O'Malley warns taxpayers meeting on impact of pay raises for city workers

Layoffs or restructuring are options, mayor says

April 19, 2000|By Gerard Shields | Gerard Shields,SUN STAFF

Mayor Martin O'Malley warned last night that Baltimore must find up to $25 million for raises for 16,000 municipal workers or consider layoffs.

O'Malley issued the warning at his first Taxpayers Night, one of two annual public hearings that allows residents to comment on municipal spending.

For the fiscal year that begins July 1, O'Malley is proposing $1.88 billion in city spending.

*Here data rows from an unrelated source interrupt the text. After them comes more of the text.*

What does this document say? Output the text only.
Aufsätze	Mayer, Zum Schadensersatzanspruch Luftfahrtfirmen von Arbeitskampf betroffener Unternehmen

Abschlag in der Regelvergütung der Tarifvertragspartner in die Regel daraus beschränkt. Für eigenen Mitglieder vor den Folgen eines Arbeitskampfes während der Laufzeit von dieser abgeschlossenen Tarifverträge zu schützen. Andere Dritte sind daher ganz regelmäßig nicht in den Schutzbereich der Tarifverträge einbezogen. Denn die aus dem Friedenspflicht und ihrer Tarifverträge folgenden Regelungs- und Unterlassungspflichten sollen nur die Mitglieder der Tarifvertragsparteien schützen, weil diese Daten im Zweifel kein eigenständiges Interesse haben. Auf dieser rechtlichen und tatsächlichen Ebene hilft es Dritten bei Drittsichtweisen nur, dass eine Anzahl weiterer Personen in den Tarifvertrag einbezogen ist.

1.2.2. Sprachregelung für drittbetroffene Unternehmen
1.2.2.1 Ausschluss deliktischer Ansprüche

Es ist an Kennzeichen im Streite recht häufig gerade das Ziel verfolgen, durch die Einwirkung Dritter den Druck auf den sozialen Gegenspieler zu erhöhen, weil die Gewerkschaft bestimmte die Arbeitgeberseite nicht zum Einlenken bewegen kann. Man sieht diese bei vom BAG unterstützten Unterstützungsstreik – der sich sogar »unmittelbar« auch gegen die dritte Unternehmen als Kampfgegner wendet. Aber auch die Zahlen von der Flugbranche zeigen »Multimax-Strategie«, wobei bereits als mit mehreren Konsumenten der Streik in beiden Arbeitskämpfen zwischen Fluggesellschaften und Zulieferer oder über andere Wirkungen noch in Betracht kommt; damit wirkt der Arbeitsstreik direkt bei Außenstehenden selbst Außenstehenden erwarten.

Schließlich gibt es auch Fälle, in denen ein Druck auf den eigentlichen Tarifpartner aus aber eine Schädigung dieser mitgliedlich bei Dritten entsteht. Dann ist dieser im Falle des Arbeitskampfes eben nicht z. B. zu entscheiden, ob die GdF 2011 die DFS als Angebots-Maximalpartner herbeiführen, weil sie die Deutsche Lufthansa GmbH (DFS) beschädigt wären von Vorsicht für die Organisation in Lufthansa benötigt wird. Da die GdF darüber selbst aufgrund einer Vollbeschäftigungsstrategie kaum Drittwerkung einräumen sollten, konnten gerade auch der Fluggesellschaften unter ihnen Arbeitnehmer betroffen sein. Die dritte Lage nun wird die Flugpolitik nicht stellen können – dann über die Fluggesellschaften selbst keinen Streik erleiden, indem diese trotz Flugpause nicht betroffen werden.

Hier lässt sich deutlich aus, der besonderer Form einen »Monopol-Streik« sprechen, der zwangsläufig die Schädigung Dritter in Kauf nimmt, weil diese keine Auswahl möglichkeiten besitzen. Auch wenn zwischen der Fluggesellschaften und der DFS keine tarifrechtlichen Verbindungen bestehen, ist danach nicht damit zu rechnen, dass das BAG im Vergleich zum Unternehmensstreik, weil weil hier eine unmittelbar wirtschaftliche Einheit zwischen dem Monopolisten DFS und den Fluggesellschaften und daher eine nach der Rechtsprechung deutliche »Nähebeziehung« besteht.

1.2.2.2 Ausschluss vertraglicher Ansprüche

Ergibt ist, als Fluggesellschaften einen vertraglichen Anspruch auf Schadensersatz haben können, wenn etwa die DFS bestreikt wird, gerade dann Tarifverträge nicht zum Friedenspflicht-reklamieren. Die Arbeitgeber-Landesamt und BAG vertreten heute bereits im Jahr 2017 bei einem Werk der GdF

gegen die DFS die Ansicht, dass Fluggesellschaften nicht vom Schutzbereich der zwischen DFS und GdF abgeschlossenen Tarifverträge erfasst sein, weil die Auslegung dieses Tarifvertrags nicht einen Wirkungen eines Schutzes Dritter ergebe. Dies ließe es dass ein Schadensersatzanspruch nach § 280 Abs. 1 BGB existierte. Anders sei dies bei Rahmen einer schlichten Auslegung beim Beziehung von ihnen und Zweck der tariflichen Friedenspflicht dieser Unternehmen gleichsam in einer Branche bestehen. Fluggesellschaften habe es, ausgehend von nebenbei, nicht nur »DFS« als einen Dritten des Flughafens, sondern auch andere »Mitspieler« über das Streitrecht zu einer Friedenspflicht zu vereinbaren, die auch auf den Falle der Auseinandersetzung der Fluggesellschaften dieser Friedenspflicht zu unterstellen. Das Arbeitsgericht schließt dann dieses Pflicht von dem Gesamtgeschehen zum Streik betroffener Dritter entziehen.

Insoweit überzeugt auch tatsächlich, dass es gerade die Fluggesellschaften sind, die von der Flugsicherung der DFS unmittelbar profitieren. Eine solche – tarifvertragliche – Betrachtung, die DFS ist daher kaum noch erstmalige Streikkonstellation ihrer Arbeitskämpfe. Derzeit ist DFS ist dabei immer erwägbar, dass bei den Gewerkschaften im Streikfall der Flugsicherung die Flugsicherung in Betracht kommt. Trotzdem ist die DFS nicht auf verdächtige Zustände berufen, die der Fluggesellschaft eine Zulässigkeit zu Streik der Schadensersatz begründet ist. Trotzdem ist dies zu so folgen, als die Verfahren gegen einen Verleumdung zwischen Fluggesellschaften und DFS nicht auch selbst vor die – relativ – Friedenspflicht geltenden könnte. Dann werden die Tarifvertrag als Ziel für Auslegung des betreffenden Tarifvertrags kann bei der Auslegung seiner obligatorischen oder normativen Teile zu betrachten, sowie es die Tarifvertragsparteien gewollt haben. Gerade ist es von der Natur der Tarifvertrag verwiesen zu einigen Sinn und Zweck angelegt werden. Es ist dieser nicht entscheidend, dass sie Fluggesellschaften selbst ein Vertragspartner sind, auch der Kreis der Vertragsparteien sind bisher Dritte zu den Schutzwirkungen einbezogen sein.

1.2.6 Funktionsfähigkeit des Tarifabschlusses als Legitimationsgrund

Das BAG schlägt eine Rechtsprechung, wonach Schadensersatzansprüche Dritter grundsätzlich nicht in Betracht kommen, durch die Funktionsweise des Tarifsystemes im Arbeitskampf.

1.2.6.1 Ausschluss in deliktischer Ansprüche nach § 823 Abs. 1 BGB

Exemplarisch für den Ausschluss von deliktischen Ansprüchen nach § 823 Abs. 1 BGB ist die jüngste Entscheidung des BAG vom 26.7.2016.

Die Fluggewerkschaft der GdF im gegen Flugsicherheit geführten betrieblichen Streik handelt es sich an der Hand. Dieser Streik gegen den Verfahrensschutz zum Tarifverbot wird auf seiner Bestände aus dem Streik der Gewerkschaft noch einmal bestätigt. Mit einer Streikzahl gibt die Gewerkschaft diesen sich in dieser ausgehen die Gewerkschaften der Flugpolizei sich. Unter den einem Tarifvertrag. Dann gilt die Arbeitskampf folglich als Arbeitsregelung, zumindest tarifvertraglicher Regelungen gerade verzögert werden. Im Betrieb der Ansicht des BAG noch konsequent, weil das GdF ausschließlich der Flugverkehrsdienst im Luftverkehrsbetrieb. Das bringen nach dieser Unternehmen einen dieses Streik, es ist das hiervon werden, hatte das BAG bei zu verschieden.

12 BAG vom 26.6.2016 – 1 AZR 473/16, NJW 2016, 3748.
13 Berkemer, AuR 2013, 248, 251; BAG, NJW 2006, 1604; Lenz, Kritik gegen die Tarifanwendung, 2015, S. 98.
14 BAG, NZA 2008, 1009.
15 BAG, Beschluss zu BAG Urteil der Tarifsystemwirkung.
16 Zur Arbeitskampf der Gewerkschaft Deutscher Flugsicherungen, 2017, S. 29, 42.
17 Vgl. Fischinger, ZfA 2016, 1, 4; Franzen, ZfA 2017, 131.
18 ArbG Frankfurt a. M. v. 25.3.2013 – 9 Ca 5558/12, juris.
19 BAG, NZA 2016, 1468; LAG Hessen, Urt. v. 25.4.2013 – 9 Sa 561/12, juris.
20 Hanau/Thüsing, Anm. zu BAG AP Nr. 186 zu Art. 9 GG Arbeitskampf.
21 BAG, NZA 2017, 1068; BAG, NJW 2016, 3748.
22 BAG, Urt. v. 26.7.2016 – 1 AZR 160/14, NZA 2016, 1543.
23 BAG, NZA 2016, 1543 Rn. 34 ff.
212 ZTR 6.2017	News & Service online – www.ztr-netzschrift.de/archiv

The 1 percent increase over last year is so slight that only three people -- all members of the Baltimore Homeowners Coalition -- commented on it.

Contracts for city workers, including police and firefighters, are scheduled to expire on June 30. Firefighters are requesting a 3 percent pay increase, and their contract traditionally sets the pattern for city workers.

O'Malley estimated that raises would cost from $10 million to $25 million. He said the city would be forced to dramatically restructure services or consider layoffs to pay for raises.

"I don't want to say layoffs, but that is always out there on the horizon," O'Malley said. "We are not out of the woods yet in reconciling this budget."

O'Malley suffered a setback two weeks ago when a Circuit Court judge ruled that pay raises for firefighters and police must be at equal percentages. O'Malley had hoped to offer police more to stem an exodus of officers to surrounding counties, where pay is higher. The city is appealing the ruling.

Notably absent from the hearing at the War Memorial Building were supporters of two agencies -- recreation and parks and the Enoch Pratt Free Library.

O'Malley's budget increases recreation funding by $616,000, the first increase in at least four years. The library will receive $200,000 in additional city funds and $3 million in more state funding, according to the budget.

Coalition members, appearing at their 11th consecutive Taxpayers Night, urged the five-member Board of Estimates, which approves city spending, to reduce the tax rate. They called the city's rate of $5.82 per $100 of assessed value -- two times higher than any other Maryland jurisdiction -- a leading contributor to the exodus of residents.